Sgt. McCarthy speaks

Last modified: 12/30/2015 8:47:02 AM
GREENFIELD — For the first time since Nov. 28, when two fathers complained about him hanging a Confederate flag in his garage where their adopted black 10-year-old son could see, Greenfield Police Sgt. Daniel McCarthy spoke about the incident on Monday at the town’s Human Rights Commission forum on the matter.

McCarthy, who has been on the local police department since 1992, said he agrees the situation upset some people and did not intend to offend anyone.

Short of a public apology, McCarthy said he has no hatred or racism in his heart. He said he has served the community for almost a quarter-century and has always been concerned about everyone’s quality of life.

McCarthy, who has served as the Police Department’s liaison to the commission for several years, said he would like to continue to do so.

“The flag has no negative connotations to me,” McCarthy read from a short statement he had prepared for the meeting.

Commission Chairman Lewis Metaxas opened the meeting at 6 p.m. and adjourned it just before 9.

Fifty-five people filled the room in Town Hall and six had to go into the hallway because the room was over capacity. Throughout the night, people spoke and then went into the hallway to let someone else enter and speak.
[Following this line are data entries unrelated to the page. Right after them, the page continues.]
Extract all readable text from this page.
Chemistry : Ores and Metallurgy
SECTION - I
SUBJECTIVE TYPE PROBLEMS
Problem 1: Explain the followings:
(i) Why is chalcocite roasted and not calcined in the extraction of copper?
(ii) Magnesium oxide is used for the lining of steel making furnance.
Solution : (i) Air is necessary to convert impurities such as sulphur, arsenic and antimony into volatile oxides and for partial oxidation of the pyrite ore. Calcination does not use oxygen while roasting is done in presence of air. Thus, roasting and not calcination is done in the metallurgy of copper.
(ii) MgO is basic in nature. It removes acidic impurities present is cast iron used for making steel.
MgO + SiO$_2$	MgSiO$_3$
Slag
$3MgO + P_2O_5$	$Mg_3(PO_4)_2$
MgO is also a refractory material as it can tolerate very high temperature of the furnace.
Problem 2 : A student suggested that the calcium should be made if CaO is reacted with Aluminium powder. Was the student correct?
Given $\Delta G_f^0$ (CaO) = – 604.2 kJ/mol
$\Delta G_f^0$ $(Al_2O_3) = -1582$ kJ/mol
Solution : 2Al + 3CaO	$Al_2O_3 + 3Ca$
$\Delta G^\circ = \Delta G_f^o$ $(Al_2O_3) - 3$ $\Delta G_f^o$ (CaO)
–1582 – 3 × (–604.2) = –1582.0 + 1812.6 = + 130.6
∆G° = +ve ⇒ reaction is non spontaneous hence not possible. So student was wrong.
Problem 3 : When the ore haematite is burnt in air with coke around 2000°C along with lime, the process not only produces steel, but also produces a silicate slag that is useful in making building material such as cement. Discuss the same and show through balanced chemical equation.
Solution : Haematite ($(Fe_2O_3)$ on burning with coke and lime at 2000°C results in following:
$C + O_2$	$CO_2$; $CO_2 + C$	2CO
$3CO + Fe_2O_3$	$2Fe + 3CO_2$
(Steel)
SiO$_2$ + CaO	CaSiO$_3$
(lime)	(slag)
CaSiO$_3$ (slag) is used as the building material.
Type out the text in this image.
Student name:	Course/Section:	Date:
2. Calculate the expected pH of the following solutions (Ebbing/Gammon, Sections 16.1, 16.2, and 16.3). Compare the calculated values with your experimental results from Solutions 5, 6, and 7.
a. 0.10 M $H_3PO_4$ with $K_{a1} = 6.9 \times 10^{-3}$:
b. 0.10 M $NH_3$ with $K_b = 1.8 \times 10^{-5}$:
Most who spoke voiced their concern about a public official — especially one who carries a weapon — missing the meaning of racism that lies within the Confederate flag.

Michael Lewis said it is an issue for him that McCarthy wants a symbol of racism and racial divide anywhere in his home. He said though it is his right, he believes public servants should be held to a higher standard.

That sentiment was repeated again and again throughout the evening.

A man who identified himself only as Natan, said racism is not about how white people feel or what their definition of racism is, but rather how something they do — maybe innocently — affects people of color and what impact it has on them.

“There may not be any ill will, but you may do something that hurts someone else,” he said.

Joan Featherman, a former commission member, said privileged white people are protected from having to feel the hurt a Confederate flag can inflict.

She said the town is long past due having meaningful dialogue on the question, “What is racism?”

Julie Page said the fathers should have gone to McCarthy and talked with him about how it hurt their son, who told Rod and Lindel Hart that the flag scared him and by extension, made him afraid of local police. She said that should have happened before posting anything on Facebook or contacting the local newspaper.

Another man who identified himself as Robert said he believes his ancestors owned slaves. He went on to say the Confederate flag is not something that should be celebrated.

While no one suggested that McCarthy be removed from his duties, some did suggest he not be the commission’s liaison from this point.

Not everyone, including commission member Penny Ricketts, agreed. She said, instead, that this is opportunity for everyone to learn.

Her daughter, Vanessa Ricketts, who defended McCarthy, said the entire thing has been blown out of proportion.

“He can do what he wants,” she said, referring to McCarthy. “He used poor judgment, maybe, but that doesn’t mean he’s racist.”

Glenn Johnson said he’s thrilled that no one has made an issue of a same-sex couple raising a son through all of this.

“That shows progression on some fronts,” he said.

But, Johnson said there is racism in Greenfield and people can’t ignore it. He said people of color who live in Greenfield have talked about their experiences with others.

“Dialogue is important, but not enough,” he said. “Sgt. McCarthy has a blind spot. I think he should be removed as liaison and have to attend sensitivity training.”

A woman who said she works in corrections said law enforcement needs to be accountable, on and off duty, because they are supposed to serve the entire community.

“People have to deal with the consequences of their actions,” she said.

She also said the online discourse was disturbing and fed the frenzy.

The consensus by the end of the night is that local police and other town officials need training on these types of issues, and the commission agreed.

“This is not the end,” said Metaxas. “This is just the beginning.”

Metaxas said the commission will discuss its plans, but will most likely hold more forums on related issues and will eventually make a recommendation about that and more to the mayor and Greenfield Police Chief Robert Haigh Jr., who reminded people during the forum that it was not McCarthy’s choice to not discuss the incident publicly before Monday night, but his, because it was affecting his department.

One person stood and said that McCarthy may have meant no harm, but caused some, and that’s not acceptable.

Haigh and Metaxas said they know McCarthy as a caring and dedicated police officer.

The Human Rights Commission meets the second Monday of every month at 6 p.m. in the meeting room in Town Hall.